The tables provided in the final rule at pages 67889-90 are particularly helpful in visually identifying the measures, the method of data submission and whether the particular measure is pay for reporting or pay for performance.  The measures will be submitted to CMS through either surveys (for patient/caregiver experience measures), claims, the EHR Incentive Program, or the Group Practice Reporting Option (“GPRO”) Web Interface.  The surveys will be conducted using the Consumer Assessment of Healthcare Providers and System (“CAHPS”) surveys for 2012 and 2013, in future years, ACOs will have to select a CMS approved vendor to administer the surveys.

EHR Incentive Program

One of the significant changes to the quality measures was the expansion of the EHR incentive program related measure.  The quality measure no longer requires that 50% of the primary care providers to achieve meaningful use in order for the ACO to participate.  The EHR quality measure now recognizes those participating in the Medicaid EHR Incentive Program do not have to meet meaningful use requirements in their first year of participation.  As such, the new measure now includes primary care providers that successfully qualify for the EHR Incentive Program under either Medicare or Medicaid.  In addition, CMS cut previously proposed measures that were redundant with the EHR Incentive Program such as the measure concerning clinical decision support and electronic prescribing.

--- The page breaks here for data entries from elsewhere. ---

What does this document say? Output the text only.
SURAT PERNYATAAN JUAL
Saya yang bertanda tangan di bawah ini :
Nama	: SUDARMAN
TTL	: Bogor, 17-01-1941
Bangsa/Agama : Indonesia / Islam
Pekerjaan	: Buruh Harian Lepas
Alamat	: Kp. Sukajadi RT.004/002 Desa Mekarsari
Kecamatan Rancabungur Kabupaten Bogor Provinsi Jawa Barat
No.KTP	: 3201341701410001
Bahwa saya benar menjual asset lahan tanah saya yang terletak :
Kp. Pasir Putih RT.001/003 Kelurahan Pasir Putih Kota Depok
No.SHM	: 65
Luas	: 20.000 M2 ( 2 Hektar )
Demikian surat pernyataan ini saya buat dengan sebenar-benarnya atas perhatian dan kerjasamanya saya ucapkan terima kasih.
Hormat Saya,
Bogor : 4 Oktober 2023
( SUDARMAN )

CMS still emphasizes the importance of the usage of the EHR technology by giving the EHR quality measure a higher weight.  Eligible professionals participating in ACOs are still eligible to separately participate in the EHR Incentive Programs or the e-prescribing incentive program.

Pay for Reporting vs. Pay for Performance

In the first year of participation, all of the quality measures may be satisfied by merely reporting on the quality measures.  For pay for reporting, ACOs will earn the maximum sharing rate for complete and accurate reporting of 100% of the required data, and no quality threshold must be met.  In the second year, 25 of the quality measures will be pay for performance, and eight will continue to be pay for reporting.  In the third year, all but one quality measure will be on a pay for performance basis.

In the pay for performance years, each domain will be given equal weight of 25% in the calculation of the ACOs overall quality performance score.  Each of the individual measures will be equally weighted within the domains, except for the EHR Incentive Program quality measure which is double weighted.  ACOs must minimally attain 30% (or be in the national 30th percentile) for that quality measure.  Subregulatory guidance will indicate the quality performance rates an ACO needs to achieve in order to earn the maximum quality points in a domain.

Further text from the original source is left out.